When it came to her elderly mother and father, Roz held to the practices of denial, avoidance, and distraction. But when Elizabeth Chast climbed a ladder to locate an old souvenir from the "crazy closet"--with predictable results--the tools that had served Roz well through her parents' seventies, eighties, and into their early nineties could no longer be deployed.
While the particulars are Chast-ian in their idiosyncrasies--an anxious father who had relied heavily on his wife for stability as he slipped into dementia and a former assistant principal mother whose overbearing personality had sidelined Roz for decades--the themes are universal: adult children accepting a parental role; aging and unstable parents leaving a family home for an institution; dealing with uncomfortable physical intimacies; managing logistics; and hiring strangers to provide the most personal care.

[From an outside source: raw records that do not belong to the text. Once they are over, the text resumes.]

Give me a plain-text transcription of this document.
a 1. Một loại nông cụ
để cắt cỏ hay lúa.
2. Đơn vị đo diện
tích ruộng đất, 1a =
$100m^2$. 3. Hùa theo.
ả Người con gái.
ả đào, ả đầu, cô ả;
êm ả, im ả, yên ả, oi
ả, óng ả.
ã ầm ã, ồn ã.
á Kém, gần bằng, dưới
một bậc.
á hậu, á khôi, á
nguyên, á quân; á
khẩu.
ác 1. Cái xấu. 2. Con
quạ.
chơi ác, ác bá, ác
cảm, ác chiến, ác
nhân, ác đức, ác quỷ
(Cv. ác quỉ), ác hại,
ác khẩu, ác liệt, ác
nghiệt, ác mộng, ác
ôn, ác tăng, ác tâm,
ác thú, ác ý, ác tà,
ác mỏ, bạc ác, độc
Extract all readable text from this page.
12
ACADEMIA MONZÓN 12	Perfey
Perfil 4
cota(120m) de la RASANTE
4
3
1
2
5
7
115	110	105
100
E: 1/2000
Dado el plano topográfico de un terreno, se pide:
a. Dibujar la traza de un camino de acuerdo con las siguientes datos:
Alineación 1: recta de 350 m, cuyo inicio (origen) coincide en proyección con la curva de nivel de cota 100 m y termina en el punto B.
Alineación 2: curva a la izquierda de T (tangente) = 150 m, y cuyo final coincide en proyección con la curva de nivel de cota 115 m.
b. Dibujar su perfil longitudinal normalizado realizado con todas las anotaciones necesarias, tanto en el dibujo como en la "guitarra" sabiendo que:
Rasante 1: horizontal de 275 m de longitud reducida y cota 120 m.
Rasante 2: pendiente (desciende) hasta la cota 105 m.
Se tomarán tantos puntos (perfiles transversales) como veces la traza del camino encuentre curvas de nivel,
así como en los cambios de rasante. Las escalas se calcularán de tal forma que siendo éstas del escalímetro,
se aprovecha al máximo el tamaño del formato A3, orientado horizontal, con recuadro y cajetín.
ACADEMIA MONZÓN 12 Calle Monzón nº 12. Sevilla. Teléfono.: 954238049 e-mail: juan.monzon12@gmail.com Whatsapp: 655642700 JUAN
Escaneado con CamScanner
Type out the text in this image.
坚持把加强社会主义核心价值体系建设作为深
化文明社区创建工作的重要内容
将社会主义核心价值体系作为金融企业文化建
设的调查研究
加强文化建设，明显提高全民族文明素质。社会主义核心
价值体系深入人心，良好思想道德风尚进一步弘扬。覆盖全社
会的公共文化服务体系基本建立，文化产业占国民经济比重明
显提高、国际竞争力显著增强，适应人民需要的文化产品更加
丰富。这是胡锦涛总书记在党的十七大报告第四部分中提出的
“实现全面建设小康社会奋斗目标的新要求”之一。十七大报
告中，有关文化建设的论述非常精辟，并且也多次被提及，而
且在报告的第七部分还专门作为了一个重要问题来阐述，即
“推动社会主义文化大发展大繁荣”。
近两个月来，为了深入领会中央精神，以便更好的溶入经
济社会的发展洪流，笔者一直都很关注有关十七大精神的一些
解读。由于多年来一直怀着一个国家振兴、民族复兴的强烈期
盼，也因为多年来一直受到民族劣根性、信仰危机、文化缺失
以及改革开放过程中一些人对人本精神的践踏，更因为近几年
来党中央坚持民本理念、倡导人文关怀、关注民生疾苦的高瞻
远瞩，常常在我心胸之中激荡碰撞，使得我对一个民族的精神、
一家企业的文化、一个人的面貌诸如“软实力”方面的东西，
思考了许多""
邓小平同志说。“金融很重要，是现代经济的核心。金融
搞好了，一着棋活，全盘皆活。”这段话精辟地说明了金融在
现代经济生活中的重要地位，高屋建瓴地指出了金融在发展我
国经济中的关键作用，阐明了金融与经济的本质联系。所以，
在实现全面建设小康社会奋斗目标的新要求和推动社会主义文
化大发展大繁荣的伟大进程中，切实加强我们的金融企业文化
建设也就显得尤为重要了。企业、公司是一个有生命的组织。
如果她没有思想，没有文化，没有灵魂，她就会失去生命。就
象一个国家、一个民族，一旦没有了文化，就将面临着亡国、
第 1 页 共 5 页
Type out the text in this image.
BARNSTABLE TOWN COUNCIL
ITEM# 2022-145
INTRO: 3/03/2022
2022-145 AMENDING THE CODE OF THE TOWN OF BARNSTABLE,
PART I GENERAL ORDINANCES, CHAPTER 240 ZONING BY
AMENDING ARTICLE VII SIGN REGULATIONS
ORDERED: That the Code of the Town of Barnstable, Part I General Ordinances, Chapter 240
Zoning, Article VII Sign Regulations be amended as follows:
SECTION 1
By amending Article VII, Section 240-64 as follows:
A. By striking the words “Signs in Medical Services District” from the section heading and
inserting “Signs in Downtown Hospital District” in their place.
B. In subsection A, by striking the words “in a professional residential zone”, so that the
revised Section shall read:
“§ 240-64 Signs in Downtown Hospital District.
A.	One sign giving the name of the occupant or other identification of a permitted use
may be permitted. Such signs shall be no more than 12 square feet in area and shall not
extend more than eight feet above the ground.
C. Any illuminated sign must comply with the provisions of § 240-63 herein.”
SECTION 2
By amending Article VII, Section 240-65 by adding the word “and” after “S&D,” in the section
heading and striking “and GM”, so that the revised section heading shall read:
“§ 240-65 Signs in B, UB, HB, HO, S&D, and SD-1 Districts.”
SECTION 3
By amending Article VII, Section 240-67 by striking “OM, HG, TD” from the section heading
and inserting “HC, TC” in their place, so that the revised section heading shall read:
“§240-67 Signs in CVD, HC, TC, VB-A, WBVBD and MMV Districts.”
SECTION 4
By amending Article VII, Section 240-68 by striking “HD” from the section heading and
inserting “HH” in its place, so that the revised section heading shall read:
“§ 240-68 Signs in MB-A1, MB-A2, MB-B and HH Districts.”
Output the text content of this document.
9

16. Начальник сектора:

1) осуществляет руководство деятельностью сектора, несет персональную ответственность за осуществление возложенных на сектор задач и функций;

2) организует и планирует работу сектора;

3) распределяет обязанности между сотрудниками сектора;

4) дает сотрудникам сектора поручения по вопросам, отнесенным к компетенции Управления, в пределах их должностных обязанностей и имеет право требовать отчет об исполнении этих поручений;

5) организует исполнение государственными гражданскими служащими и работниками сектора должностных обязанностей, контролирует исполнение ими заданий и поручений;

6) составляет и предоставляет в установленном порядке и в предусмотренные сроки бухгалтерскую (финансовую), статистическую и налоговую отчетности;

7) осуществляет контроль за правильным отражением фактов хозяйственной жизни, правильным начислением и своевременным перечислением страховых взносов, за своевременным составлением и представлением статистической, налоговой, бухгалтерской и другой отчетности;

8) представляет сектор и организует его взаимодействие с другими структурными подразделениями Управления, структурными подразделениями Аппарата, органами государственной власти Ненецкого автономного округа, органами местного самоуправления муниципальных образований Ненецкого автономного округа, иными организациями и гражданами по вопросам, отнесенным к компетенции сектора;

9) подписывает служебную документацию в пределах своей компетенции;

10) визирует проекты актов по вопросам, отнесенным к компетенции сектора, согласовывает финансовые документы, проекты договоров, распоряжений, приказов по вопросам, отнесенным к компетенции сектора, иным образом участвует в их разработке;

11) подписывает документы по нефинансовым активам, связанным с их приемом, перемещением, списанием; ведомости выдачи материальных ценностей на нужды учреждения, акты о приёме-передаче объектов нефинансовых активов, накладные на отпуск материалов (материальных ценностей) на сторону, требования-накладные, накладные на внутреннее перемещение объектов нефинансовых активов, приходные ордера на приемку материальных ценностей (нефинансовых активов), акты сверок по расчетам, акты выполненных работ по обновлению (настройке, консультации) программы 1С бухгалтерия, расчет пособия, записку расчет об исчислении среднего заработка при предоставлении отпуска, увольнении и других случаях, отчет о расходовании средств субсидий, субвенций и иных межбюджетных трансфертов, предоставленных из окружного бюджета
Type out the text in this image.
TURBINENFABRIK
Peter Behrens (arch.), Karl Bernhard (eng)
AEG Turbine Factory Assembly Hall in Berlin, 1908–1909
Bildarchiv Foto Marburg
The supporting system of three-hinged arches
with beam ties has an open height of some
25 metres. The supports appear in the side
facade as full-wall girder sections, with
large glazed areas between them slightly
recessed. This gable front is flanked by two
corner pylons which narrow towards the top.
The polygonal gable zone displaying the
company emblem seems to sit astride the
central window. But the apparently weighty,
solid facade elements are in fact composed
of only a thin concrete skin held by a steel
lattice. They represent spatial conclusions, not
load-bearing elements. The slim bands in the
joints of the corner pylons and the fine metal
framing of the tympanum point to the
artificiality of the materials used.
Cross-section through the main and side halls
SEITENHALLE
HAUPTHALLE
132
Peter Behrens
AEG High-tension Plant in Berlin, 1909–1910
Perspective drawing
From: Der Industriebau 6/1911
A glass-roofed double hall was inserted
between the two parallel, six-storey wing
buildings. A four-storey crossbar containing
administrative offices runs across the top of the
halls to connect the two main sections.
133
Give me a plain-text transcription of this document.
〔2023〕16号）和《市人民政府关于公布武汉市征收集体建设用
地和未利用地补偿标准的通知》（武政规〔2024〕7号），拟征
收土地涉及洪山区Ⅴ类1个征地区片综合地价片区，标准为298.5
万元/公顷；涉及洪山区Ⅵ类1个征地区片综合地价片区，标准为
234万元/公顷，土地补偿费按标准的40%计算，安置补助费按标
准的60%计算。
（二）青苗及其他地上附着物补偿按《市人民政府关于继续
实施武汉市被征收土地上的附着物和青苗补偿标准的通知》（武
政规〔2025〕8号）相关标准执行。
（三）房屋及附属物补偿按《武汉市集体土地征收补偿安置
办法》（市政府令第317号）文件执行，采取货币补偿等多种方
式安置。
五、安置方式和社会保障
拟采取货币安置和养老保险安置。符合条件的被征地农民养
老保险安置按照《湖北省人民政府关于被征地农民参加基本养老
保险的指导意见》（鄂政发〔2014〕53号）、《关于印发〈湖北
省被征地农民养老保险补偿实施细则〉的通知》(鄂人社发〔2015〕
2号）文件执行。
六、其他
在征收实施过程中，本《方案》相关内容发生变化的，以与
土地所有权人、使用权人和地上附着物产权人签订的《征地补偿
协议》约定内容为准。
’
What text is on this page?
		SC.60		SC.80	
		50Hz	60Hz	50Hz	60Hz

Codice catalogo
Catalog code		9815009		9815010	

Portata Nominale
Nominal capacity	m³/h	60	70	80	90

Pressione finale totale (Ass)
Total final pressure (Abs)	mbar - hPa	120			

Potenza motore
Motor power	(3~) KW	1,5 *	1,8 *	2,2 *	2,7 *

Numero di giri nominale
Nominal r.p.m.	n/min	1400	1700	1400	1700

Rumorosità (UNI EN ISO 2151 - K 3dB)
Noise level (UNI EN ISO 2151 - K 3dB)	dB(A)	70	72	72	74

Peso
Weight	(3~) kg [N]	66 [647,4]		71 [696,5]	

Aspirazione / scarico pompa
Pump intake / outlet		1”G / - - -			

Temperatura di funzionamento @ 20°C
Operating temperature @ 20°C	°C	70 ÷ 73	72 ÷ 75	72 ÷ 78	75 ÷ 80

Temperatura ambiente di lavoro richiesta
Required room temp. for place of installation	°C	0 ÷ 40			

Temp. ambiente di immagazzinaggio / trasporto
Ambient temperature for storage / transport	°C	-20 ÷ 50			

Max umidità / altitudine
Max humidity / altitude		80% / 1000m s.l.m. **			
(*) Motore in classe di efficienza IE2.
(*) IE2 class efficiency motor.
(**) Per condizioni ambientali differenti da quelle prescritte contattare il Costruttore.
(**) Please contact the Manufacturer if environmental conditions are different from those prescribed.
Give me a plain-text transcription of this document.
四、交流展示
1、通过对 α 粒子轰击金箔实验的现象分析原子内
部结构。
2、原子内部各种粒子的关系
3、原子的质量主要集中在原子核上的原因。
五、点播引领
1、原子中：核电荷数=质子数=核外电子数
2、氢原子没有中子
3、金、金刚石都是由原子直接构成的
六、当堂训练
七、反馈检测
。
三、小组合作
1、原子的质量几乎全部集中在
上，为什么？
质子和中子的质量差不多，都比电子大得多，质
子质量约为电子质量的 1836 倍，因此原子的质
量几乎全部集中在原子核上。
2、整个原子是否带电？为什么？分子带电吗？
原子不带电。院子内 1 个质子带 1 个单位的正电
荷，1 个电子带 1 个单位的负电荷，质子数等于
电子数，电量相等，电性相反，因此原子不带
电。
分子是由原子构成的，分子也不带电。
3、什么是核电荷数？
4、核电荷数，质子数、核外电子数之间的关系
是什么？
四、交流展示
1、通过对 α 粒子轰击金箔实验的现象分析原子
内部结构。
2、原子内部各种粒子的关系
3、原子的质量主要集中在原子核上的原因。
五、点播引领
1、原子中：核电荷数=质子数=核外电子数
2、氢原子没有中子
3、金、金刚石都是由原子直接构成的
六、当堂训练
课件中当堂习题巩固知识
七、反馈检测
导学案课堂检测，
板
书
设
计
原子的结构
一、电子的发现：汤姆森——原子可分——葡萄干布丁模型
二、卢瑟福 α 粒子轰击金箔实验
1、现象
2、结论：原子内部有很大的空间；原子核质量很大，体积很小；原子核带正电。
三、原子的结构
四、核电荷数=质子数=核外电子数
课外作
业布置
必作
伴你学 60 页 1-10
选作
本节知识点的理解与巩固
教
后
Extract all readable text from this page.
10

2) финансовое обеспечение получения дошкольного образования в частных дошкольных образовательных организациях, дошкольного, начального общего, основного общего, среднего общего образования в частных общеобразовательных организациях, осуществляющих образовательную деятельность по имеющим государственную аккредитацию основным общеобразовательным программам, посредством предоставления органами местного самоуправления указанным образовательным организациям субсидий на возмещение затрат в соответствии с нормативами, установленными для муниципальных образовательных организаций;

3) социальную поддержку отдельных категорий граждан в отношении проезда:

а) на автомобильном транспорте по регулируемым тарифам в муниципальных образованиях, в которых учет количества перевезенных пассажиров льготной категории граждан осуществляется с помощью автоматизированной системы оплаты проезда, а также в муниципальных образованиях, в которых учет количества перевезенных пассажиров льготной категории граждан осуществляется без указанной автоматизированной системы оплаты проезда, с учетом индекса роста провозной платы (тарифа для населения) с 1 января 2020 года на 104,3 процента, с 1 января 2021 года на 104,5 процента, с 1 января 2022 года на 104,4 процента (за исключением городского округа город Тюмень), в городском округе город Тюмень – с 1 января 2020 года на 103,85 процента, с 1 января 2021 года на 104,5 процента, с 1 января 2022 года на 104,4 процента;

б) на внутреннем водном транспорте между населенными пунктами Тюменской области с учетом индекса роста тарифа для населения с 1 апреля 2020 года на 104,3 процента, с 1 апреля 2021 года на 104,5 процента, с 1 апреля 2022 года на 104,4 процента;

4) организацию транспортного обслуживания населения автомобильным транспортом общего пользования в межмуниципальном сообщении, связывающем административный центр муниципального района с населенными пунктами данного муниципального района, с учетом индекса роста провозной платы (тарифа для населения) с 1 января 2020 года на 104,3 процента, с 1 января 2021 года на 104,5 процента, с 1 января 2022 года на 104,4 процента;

An amazing portrait of two lives at their end and an only child coping as best she can, “Can't We Talk about Something More Pleasant” will show the full range of Roz Chast's talent as cartoonist and storyteller. (Summary and cover courtesy of goodreads.com)
Review:
This was a book that was both tragic and hilarious at the same time. The author tells the steady decline and process of her parent’s last few years in a way that could be relatable to anyone. I loved her honesty in how she reacted to many of the difficult discussions that she just didn’t want to face at the end. That being said, I was surprised there wasn’t more about her parents before their decline, or about herself. In that sense, though telling the gritty details about the last few years, it almost felt detached in some ways. I never felt invested in the situation though I could empathize. All in all, the book was intriguing and I couldn’t put it down!
Rating: 4 stars!
Who should read it? Everyone should give it a read to understand the often terrifying implications that come with old age.